Six—Tesla has a huge lead in the race to provide public chargers, with more than 25,000 Supercharger stalls in nearly 3,000 locations worldwide. A distant second is Volkswagen’s Electrify America, which was established in 2016 as part of the “remedy” for the company’s emissions scandal. Electrify America currently has 635 locations in the U.S. and is aiming to have 800 locations with roughly 3,500 chargers by the end of 2021. But Tesla is now moving to make its chargers accessible to all electric users, in part because laws in Sweden and Norway encourage it, and the cool part about that is that users would download the Tesla app to enable use (and payment) and thus get exposure to the Tesla brand.

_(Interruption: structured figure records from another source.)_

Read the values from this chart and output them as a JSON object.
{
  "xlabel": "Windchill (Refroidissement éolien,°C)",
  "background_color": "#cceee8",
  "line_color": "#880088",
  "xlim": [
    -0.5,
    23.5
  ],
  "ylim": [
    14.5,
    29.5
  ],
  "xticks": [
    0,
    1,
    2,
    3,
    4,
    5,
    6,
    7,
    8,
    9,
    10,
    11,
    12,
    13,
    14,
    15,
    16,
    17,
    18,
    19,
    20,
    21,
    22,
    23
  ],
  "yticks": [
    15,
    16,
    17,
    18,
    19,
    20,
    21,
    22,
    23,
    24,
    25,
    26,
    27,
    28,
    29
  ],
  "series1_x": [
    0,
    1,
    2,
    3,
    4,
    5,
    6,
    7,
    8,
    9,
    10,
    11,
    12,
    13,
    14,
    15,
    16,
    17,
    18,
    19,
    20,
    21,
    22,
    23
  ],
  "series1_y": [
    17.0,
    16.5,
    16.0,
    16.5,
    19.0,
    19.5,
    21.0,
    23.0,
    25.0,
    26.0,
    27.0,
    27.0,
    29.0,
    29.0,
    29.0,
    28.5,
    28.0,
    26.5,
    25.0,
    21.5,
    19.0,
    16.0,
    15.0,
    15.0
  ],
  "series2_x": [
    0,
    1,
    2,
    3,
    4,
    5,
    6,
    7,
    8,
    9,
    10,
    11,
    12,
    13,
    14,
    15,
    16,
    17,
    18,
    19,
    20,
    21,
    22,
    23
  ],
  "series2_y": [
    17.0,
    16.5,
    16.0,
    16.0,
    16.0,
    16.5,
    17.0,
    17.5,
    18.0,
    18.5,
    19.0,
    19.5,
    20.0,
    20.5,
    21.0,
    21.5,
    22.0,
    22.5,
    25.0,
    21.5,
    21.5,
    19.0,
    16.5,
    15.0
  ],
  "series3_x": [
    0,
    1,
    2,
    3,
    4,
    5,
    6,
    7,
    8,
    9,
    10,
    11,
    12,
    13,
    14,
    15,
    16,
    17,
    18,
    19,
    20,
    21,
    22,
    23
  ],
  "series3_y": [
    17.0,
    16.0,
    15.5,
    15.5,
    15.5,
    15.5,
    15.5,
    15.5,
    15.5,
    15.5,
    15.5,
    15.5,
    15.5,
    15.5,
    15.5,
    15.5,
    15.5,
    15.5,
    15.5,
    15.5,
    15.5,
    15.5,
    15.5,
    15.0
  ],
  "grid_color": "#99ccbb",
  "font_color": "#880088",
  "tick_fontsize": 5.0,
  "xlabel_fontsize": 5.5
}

Seven—Tesla’s self-driving software gets a lot of bad press (mainly whenever there’s a fatality), but intelligent minds remember that we tolerate 40,000 deaths per year from human-driven cars, mainly because we like freedom, and most of us think we’re better-than-average drivers, which of course is logically impossible. But here are the facts. The NHTSA says that there’s an automobile crash for every 484,000 miles driven, while Tesla says that in the first quarter of 2021, there was one Tesla crash for every 4.19 million miles driven in which drivers had autopilot engaged—which makes it roughly ten times safer than unassisted humans. And the system will improve, and Tesla will monetize it by charging a monthly fee for the service—which, like all Tesla, software will keep improving.
Eight—Moving beyond automobiles, it’s very possible that Tesla’s energy business—mainly solar power installations and backup batteries (both home-size and utility-size) will eventually dwarf the company’s automobile business. It’s a huge industry that’s ripe for disruption.
Nine—The last reason to buy TSLA is easy. It’s Elon Musk, the visionary behind the whole company. He’s not always politically correct and he’s had his differences with various authority figures, but that’s what it takes to change the world. So as long as he’s in charge, I’m sticking with TSLA.
Do you believe legacy automakers can catch up, or is Tesla too far in the lead to lose significant market share?